After the stock market carnage of the past few sessions, Indian investors would be hoping for a semblance of normalcy, especially since global markets seem to have found the recovery path.
On Tuesday (Feb. 06), Indian markets rebounded, just like Wall Street and other Asian markets. However, the gains in India have been much lower. India’s benchmark index, the Sensex, rose a mere 0.16% in the first half of Wednesday as compared to the MSCI Asia Pacific’s 0.8%.
While Tuesday’s panic was a reflection of global sentiments, particularly in the US, so is Wednesday’s relief rally.
Indian investors will, however, do well to remember that the world’s fastest-growing major economy has a big pile of its own problems that in many ways reflect the global issues that sparked the international markets’ rout in the first place. Together, the global and domestic factors will make it twice as hard for India to overcome its woes.
Global commodity prices, particularly crude oil, are bouncing back. American wage growth is improving and that will further fuel prices. Even JPMorgan has warned of a possibly dramatic rise in global food prices. As inflation in America rises, there will be interest rate hikes by the Federal Reserve. This has caused a rout in global bond prices, now mirrored by stocks, too.
India, meanwhile, imports oil for 80% of its needs. So any global spike in prices exposes its fiscal vulnerability, leading to a weakening government bonds, compounding the global problem. As oil remains a key component in most supply chains, consumer prices are likely to spike too.
However, this cascading effect aside, India has its own set of problems, too.

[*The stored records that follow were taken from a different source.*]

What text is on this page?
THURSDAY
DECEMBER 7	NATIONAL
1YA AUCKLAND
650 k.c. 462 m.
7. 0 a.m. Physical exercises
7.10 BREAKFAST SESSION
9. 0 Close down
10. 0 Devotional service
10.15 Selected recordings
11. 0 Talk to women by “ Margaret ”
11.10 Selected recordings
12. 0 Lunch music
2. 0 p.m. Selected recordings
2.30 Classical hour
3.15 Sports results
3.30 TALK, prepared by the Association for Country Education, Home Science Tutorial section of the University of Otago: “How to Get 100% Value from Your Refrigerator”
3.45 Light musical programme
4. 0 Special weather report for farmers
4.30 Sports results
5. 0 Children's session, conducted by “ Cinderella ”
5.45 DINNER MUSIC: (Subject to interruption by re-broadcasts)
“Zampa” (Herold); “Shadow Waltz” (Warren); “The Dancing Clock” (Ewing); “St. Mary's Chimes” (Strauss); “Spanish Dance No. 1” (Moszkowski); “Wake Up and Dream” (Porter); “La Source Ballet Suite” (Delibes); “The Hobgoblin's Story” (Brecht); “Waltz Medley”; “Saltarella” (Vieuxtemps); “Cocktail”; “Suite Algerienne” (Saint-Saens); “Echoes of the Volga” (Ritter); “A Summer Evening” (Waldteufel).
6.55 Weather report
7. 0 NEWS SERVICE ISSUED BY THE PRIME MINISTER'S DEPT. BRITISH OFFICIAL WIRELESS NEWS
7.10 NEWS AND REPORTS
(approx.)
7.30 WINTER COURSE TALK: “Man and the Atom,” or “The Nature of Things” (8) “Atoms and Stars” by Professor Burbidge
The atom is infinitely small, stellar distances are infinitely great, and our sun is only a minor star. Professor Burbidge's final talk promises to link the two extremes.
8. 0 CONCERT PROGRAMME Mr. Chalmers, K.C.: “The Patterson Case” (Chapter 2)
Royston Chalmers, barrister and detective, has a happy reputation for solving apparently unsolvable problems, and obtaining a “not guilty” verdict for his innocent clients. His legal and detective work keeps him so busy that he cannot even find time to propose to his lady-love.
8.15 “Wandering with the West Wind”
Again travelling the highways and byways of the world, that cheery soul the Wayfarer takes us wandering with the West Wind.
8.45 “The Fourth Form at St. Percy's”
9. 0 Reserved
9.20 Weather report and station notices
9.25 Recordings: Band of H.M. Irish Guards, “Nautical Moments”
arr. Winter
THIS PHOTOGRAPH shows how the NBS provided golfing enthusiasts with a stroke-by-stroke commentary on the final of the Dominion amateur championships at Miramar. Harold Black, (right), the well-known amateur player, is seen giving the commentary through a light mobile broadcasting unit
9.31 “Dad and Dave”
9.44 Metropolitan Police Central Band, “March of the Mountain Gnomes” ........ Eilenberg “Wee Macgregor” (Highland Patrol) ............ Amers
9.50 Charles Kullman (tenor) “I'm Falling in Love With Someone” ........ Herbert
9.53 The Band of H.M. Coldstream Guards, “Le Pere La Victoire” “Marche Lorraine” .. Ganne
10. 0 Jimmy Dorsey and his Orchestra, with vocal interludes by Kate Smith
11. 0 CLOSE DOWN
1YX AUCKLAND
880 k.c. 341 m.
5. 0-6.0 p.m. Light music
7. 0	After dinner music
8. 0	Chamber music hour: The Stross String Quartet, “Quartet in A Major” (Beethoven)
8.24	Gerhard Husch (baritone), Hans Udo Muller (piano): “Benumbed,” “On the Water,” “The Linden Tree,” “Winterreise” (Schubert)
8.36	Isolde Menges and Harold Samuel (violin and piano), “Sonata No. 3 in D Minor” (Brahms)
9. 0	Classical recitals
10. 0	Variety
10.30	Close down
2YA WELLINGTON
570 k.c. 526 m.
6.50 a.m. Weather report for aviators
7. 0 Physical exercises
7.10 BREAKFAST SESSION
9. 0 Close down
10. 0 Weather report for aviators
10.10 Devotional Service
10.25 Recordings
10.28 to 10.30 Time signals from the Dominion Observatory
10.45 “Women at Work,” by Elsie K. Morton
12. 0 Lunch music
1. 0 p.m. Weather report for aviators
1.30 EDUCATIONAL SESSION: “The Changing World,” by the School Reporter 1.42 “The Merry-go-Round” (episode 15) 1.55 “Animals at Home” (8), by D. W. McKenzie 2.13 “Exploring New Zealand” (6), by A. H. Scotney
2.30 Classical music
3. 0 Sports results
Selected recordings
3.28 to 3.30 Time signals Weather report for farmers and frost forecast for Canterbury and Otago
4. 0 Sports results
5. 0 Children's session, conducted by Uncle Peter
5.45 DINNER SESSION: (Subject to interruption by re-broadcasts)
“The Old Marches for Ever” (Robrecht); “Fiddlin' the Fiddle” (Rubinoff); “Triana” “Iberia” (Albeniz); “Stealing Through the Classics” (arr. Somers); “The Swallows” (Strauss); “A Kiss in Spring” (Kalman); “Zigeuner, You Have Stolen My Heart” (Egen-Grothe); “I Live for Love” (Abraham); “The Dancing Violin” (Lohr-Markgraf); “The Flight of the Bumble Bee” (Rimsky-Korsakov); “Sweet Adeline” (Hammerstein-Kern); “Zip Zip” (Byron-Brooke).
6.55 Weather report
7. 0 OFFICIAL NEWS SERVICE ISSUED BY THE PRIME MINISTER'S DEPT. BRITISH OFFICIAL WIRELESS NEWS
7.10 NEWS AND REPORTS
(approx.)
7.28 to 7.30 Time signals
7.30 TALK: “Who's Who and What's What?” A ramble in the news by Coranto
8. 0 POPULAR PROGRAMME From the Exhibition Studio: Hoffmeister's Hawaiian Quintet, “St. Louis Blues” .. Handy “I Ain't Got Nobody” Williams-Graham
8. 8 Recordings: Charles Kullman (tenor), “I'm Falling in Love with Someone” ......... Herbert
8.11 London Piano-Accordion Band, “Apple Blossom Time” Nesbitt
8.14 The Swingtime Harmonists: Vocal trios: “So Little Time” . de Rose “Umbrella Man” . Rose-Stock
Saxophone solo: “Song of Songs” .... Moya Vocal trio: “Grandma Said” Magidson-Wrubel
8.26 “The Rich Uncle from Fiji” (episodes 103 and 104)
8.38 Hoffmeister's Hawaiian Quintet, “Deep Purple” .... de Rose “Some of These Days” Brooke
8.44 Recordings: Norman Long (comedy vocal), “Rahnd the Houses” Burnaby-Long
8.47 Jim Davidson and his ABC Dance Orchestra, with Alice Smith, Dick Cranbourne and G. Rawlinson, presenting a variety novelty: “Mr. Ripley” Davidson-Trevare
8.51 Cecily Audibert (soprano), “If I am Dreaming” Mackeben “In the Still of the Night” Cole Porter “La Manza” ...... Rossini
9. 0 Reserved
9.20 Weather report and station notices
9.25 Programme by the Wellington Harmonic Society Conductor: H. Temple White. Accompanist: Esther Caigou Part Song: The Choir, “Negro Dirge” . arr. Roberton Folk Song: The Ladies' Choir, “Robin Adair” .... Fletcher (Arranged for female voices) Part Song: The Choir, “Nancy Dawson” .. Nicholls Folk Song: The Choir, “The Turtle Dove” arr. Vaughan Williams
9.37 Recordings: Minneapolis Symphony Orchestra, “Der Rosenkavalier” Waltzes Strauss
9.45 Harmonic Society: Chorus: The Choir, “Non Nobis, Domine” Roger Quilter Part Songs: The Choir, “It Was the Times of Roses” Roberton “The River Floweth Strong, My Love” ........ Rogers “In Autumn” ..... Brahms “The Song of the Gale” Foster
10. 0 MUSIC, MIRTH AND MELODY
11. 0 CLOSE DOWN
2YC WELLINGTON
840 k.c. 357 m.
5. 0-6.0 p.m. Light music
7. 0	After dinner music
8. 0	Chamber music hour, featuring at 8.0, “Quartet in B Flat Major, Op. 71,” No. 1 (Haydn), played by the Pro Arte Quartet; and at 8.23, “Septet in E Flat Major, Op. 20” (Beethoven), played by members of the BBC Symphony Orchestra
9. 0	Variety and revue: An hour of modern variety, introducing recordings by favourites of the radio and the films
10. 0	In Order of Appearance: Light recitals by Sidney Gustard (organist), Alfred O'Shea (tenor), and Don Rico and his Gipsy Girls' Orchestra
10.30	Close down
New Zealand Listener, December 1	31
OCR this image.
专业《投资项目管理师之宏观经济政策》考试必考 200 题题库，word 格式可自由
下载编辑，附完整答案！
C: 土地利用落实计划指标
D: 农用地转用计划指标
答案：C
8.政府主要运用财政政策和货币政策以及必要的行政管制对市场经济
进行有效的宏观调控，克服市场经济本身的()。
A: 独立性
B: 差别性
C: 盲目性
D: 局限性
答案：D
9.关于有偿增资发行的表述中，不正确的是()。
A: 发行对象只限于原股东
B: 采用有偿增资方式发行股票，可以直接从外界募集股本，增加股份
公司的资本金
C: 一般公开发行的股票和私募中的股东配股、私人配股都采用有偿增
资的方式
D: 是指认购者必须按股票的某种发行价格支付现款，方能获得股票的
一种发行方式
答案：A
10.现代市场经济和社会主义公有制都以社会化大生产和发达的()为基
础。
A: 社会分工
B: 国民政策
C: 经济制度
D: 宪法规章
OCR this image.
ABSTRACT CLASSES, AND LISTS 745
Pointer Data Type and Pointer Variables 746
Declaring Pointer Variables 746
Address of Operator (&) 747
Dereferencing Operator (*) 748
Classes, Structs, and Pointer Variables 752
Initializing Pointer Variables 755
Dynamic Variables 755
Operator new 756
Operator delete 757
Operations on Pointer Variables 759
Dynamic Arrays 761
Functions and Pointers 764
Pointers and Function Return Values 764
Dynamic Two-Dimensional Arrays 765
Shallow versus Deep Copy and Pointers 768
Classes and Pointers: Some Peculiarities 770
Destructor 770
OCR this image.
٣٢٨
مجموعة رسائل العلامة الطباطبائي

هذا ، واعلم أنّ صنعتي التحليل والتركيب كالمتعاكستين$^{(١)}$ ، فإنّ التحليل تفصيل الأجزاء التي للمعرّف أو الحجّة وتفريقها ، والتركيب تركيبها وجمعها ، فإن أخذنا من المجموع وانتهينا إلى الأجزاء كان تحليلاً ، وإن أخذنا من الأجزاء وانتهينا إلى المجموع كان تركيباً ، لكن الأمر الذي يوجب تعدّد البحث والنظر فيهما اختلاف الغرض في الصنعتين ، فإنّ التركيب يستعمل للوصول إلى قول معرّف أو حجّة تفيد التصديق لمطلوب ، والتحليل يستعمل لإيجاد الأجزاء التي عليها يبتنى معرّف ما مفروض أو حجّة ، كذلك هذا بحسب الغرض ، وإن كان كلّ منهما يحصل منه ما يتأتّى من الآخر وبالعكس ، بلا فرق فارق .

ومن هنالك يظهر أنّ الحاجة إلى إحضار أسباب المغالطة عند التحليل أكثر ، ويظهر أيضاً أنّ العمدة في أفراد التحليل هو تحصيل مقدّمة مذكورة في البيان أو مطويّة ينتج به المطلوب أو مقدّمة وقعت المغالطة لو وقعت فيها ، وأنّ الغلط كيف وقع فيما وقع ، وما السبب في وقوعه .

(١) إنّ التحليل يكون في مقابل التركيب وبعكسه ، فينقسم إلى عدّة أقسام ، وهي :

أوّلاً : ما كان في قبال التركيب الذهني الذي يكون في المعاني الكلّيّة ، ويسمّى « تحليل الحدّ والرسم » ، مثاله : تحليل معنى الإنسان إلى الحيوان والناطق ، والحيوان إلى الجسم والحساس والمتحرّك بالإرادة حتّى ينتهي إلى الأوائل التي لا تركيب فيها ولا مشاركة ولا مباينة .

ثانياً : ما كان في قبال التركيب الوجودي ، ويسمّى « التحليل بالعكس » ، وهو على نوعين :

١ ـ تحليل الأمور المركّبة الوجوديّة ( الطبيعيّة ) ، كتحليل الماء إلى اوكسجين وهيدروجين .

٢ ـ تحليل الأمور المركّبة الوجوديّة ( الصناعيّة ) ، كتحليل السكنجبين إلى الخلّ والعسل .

The Narendra Modi government’s promise to increase minimum support prices for farm products is likely to bolster food prices. On his part, finance minister Arun Jaitley promised to allow the export of agricultural commodities , potentially causing a supply squeeze.
Further, with government salary hikes expected at the state level and election-year excesses likely by political parties, inflation is set to zoom. This, even as the government downplays the risk—”India has seen much higher inflation in the past. Today, we are used to 3-4% inflation,” Jaitley said in a television interview post the budget.
All the above factors may lead to higher interest rates in India, just at the time when corporates are either shy of seeking fresh loans or struggling to repay old ones. An interest rate hike will only scare away private investment, which is key to India’s economic growth and employment generation.
The only thing that can make the Indian markets hot again is an organic improvement in corporate earnings. Indian brokerage firm Motilal Oswal believes it is likely in the second half of financial year 2019. But over the last two years most brokerages—both global and local—have often predicted such a recovery, only to be underwhelmed by the green shoot.
Small investors must remember that two things made 2017 a stand-out year for Indian markets: gushing global liquidity and even stronger domestic flows.
The latter had abated even before the panic sell-off of the last two sessions. The changing global dynamics may draw international capital out of emerging markets like India. The surprise tax on profits from long-term investments in stock markets has further spooked foreign investors.
The euphoria has passed, so will the panic. But when the leash of troubles holding the market back is twice as hard, India will need more money muscle to breakout again.